Whether it’s at home or work, barging in and blurting out what’s on our mind is more likely to be met with a blank look than one of welcome. One of the things we’ve learnt over the years is that having an important conversation before we leave for work is the worst timing for us. Byron is distracted thinking about what’s ahead in his day, and Francine is preoccupied getting kids organised before she goes to work. It’s just too hard to give each other our full attention. So, we don’t do it anymore; we simply don’t attempt important conversations until the other is able to give us their attention.

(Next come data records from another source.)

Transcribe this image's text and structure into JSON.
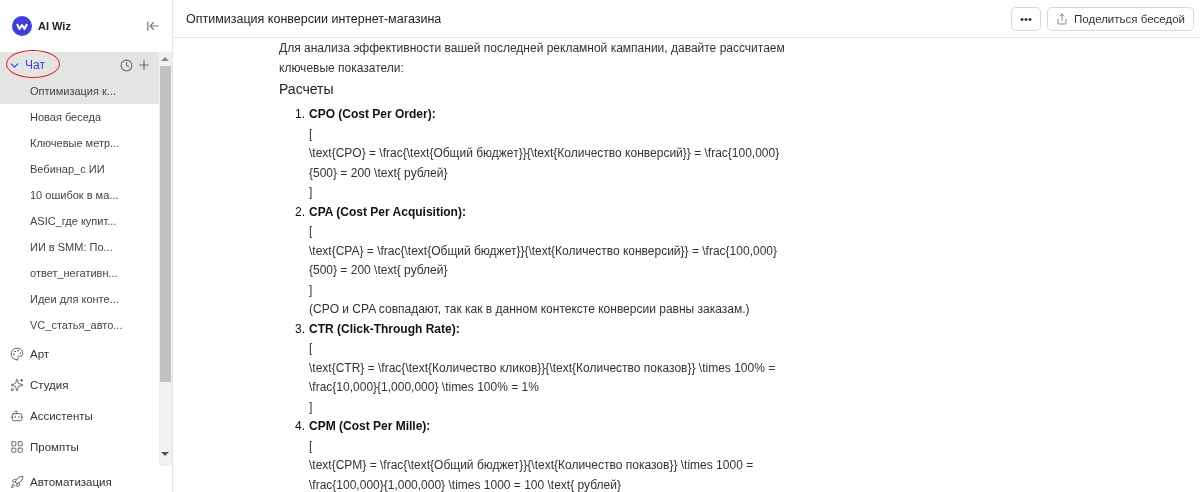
{
  "sidebar": {
    "logo": "AI Wiz",
    "chat": {
      "label": "Чат",
      "expanded": true,
      "annotated": true,
      "items": [
        {
          "label": "Оптимизация к...",
          "selected": true
        },
        {
          "label": "Новая беседа",
          "selected": false
        },
        {
          "label": "Ключевые метр...",
          "selected": false
        },
        {
          "label": "Вебинар_с ИИ",
          "selected": false
        },
        {
          "label": "10 ошибок в ма...",
          "selected": false
        },
        {
          "label": "ASIC_где купит...",
          "selected": false
        },
        {
          "label": "ИИ в SMM: По...",
          "selected": false
        },
        {
          "label": "ответ_негативн...",
          "selected": false
        },
        {
          "label": "Идеи для конте...",
          "selected": false
        },
        {
          "label": "VC_статья_авто...",
          "selected": false
        }
      ]
    },
    "nav": [
      {
        "label": "Арт",
        "kind": "art"
      },
      {
        "label": "Студия",
        "kind": "studio"
      },
      {
        "label": "Ассистенты",
        "kind": "assistants"
      },
      {
        "label": "Промпты",
        "kind": "prompts"
      }
    ],
    "bottom": {
      "label": "Автоматизация",
      "kind": "automation"
    }
  },
  "header": {
    "title": "Оптимизация конверсии интернет-магазина",
    "more": "•••",
    "share": "Поделиться беседой"
  },
  "message": {
    "intro": [
      "Для анализа эффективности вашей последней рекламной кампании, давайте рассчитаем",
      "ключевые показатели:"
    ],
    "heading": "Расчеты",
    "items": [
      {
        "number": "1.",
        "title": "CPO (Cost Per Order):",
        "lines": [
          "[",
          "\\text{CPO} = \\frac{\\text{Общий бюджет}}{\\text{Количество конверсий}} = \\frac{100,000}",
          "{500} = 200 \\text{ рублей}",
          "]"
        ]
      },
      {
        "number": "2.",
        "title": "CPA (Cost Per Acquisition):",
        "lines": [
          "[",
          "\\text{CPA} = \\frac{\\text{Общий бюджет}}{\\text{Количество конверсий}} = \\frac{100,000}",
          "{500} = 200 \\text{ рублей}",
          "]",
          "(CPO и CPA совпадают, так как в данном контексте конверсии равны заказам.)"
        ]
      },
      {
        "number": "3.",
        "title": "CTR (Click-Through Rate):",
        "lines": [
          "[",
          "\\text{CTR} = \\frac{\\text{Количество кликов}}{\\text{Количество показов}} \\times 100% =",
          "\\frac{10,000}{1,000,000} \\times 100% = 1%",
          "]"
        ]
      },
      {
        "number": "4.",
        "title": "CPM (Cost Per Mille):",
        "lines": [
          "[",
          "\\text{CPM} = \\frac{\\text{Общий бюджет}}{\\text{Количество показов}} \\times 1000 =",
          "\\frac{100,000}{1,000,000} \\times 1000 = 100 \\text{ рублей}"
        ]
      }
    ]
  }
}
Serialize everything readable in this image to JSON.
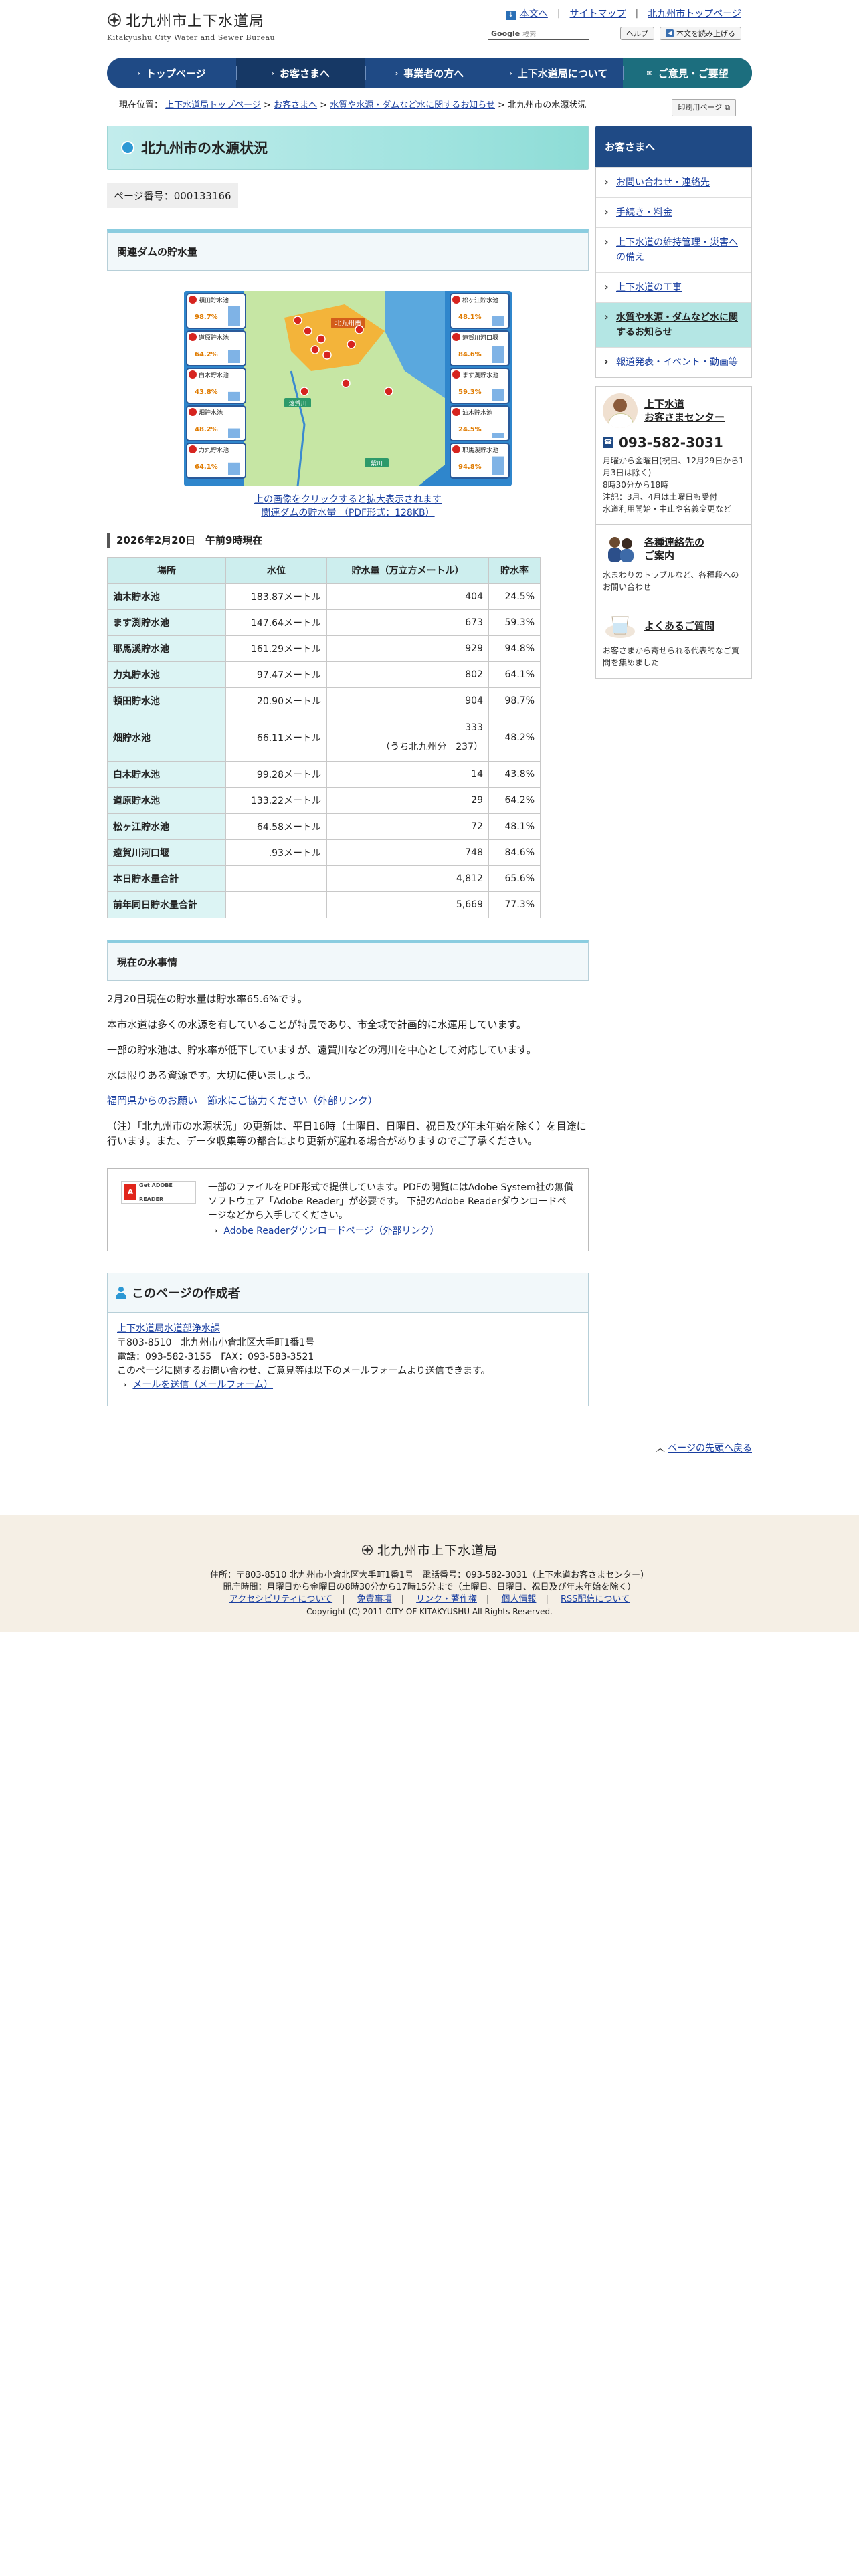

Honestly, most of the words that come out of our mouths is chatter; friendly, sociable conversation that makes up the background noise of our relationship. It can be hard for the listener, then, to recognise when we’ve switched to a topic of importance if we don’t alert them. However, the dreaded “Honey we need to talk!”, is the wrong kind of alert. It sends chills down the spine of our beloved and puts them into a defensive mindset. That’s NOT conducive to good communication! Rather, let the other know that you’d like to talk about something important and ask when would be a good time when they could give you their full attention. See? Much nicer.
3. ‘I’ Sentencing
Finally, how we say something matters. If it’s an emotionally charged message, it’s important to use ‘I Sentencing’ as much as possible. This helps us to own our emotional reactions, and also makes it easier for the other to empathise. Instead of the ‘hit and run’ strategy: “You left the car on empty again and it made me late for work! Something has to change here!” try, “Honey, the car was empty this morning. I felt really frustrated and hassled because I was already late for work. How can we organise things so that I don’t get caught like that again?” Hear the difference? It’s not just the words, it’s the tone, it’s the honesty about our emotions. Sooo much better and easier for the other empathise and respond positively.
With any communication, the trick is to approach it with an other-centred mindset. This is especially important in intimate relationships like marriage but is true of any relationship. Think not in terms of ‘how do I get my message over?’ but ‘how can I make it easier for the other to hear me?’
Effective communication is a discipline. When we focus on attending to the needs of the listener, we will be more successful in opening those lines of communication so that genuine connection can occur.